Wednesday’s epic stock market tumble by the numbers

FAN Editor

Stocks had their worst day in eight months on Wednesday after a sharp downturn in tech shares, coupled with persistently higher interest rates, spooked investors.

Technology is one of the best-performing sector in the market, with companies like Microsoft and Apple having posted sharp gains for the year. However, the S&P 500 technology sector had its worst day in seven years on Wednesday, dragging the major indexes lower.

Equities had been under pressure heading into Wednesday’s session as Wall Street that higher borrowing costs will slow down the economy.
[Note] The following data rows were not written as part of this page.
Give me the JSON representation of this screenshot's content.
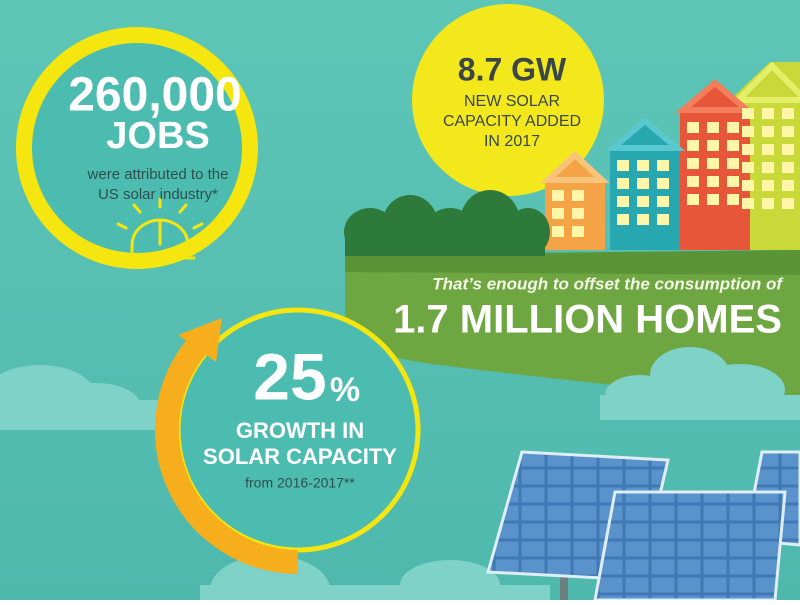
{
  "jobs": {
    "number": "260,000",
    "label": "JOBS",
    "lines": [
      "were attributed to the",
      "US solar industry*"
    ]
  },
  "capacity": {
    "number": "8.7 GW",
    "lines": [
      "NEW SOLAR",
      "CAPACITY ADDED",
      "IN 2017"
    ]
  },
  "homes": {
    "intro": "That’s enough to offset the consumption of",
    "headline": "1.7 MILLION HOMES"
  },
  "growth": {
    "number": "25",
    "unit": "%",
    "lines": [
      "GROWTH IN",
      "SOLAR CAPACITY"
    ],
    "note": "from 2016-2017**"
  }
}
Below is a look at some of the most staggering stats from Wednesday’s sell-off:

  • The Dow Jones Industrial Average closed 831.83 lower at 25,598.74, its worst day since Feb. 8, when it fell 1,033 points. The Dow also closed below its 50-day moving average for the first time since July 6.
  • The S&P 500 dropped 3.3 percent to 2,785.68, marking its biggest one-day decline since Feb.8, when it fell 3.8 percent. The broad index also posted its first five-day losing streak since November 2016. It also closed below its 100-day moving average for the first time since June 27.
  • The Nasdaq Composite plummeted 4.08 percent to 7,422.05. Wednesday was the tech-heavy index’s worst day since June 24, 2016, when it dropped 4.12 percent. It also broke below its 200-day moving average for the first time since June 29, 2016.
  • The Russell 2000 slid 2.86 percent to 1,575.41, notching its worst day since Feb. 8. That day, it plummeted 2.93 percent. The small-caps index also closed below 9.6 percent below a record set on Aug. 31.
  • The Cboe Volatility index (VIX) widely considered the best gauge of fear on Wall Street, surged 43.9 percent to 22.96, its highest level since April 6, when it hit a high of 23.12.
  • All 11 S&P 500 sectors closed lower, with tech leading the charge. Tech fell 4.8 percent, turning in its biggest one-day drop since Aug. 18, 2011, when it lost 5.3 percent. Materials and communications closed in correction territory, having shed more than 15 and over 11 percent, respectively, since hitting their 52-week highs.
  • Tiffany and Twitter were the worst-performing stocks in the S&P 500, dropping 10.2 percent and 8.5 percent, respectively.
  • More than 330 of the 505 stocks in the S&P 500 closed more than 10 percent below their 52-week highs. Over 140 of them ended the session in bear-market levels, or down more than 20 percent from their one-year highs.